Fig. 4: ECHT decomposition of a structure of the SARS-CoV-2 main protease (7k3t).

From: A method for intuitively extracting macromolecular dynamics from structural disorder

Fig. 4

The protein is shown as lines and ellipsoids, coloured by B-factor for each structure independently from blue (zero) to green to red (maximum); the symmetry-related copy creating the obligate homodimer is shown as semi-transparent surface. The binding site histidine (HIS 41) is also shown as a semi-transparent surface, and as sticks in both monomers.
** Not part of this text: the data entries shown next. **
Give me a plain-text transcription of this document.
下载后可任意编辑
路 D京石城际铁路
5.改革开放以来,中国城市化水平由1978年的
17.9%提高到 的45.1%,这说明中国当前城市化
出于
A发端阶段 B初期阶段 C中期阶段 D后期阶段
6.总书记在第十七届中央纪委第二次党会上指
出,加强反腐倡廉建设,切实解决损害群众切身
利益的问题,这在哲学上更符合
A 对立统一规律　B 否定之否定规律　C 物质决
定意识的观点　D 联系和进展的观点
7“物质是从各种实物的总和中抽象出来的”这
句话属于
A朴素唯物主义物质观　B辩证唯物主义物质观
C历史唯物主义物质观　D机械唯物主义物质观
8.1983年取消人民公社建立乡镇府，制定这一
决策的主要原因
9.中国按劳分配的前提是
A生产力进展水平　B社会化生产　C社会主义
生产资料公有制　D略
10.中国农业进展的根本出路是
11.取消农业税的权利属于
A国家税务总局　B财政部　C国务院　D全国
B-factor ellipsoids are contoured at p = 0.95. a Re-refined structure from PDB_REDO21 (1.2 Å resolution; Rwork/Rfree 0.14/0.16; refined with a-ADPs; B-factors 7.7–77.6 Å2). b–f Disorder components of each ECHT level (maximum B-factor in brackets): b chain (7.4 Å2), c secondary-structure (30.2 Å2), d residue (35.9 Å2), e backbone & sidechain (14.4 Å2) & (f) atomic (19.0 Å2). c, d Flexible segments and residues line the sides of the catalytic site (see also Supplementary Fig. 1). c The P2 helix, on the edge of the catalytic site, shows a large disorder component at the secondary-structure level. The C-terminal also shows a large disorder component (see Supplementary Fig. 2). d The P5 loop is also observed to be particularly flexible in the residue level. e Backbone motions are generally small, with the majority of disorder being isolated to the surface side chains. f Atomic disorder highlights internal motions of residues that cannot be modelled by the rigid-body approximation; these principally highlight longer side chains and backbone carbonyls, as well as presumably absorbing inflated B-factors from modelling errors. Images rendered in pymol29.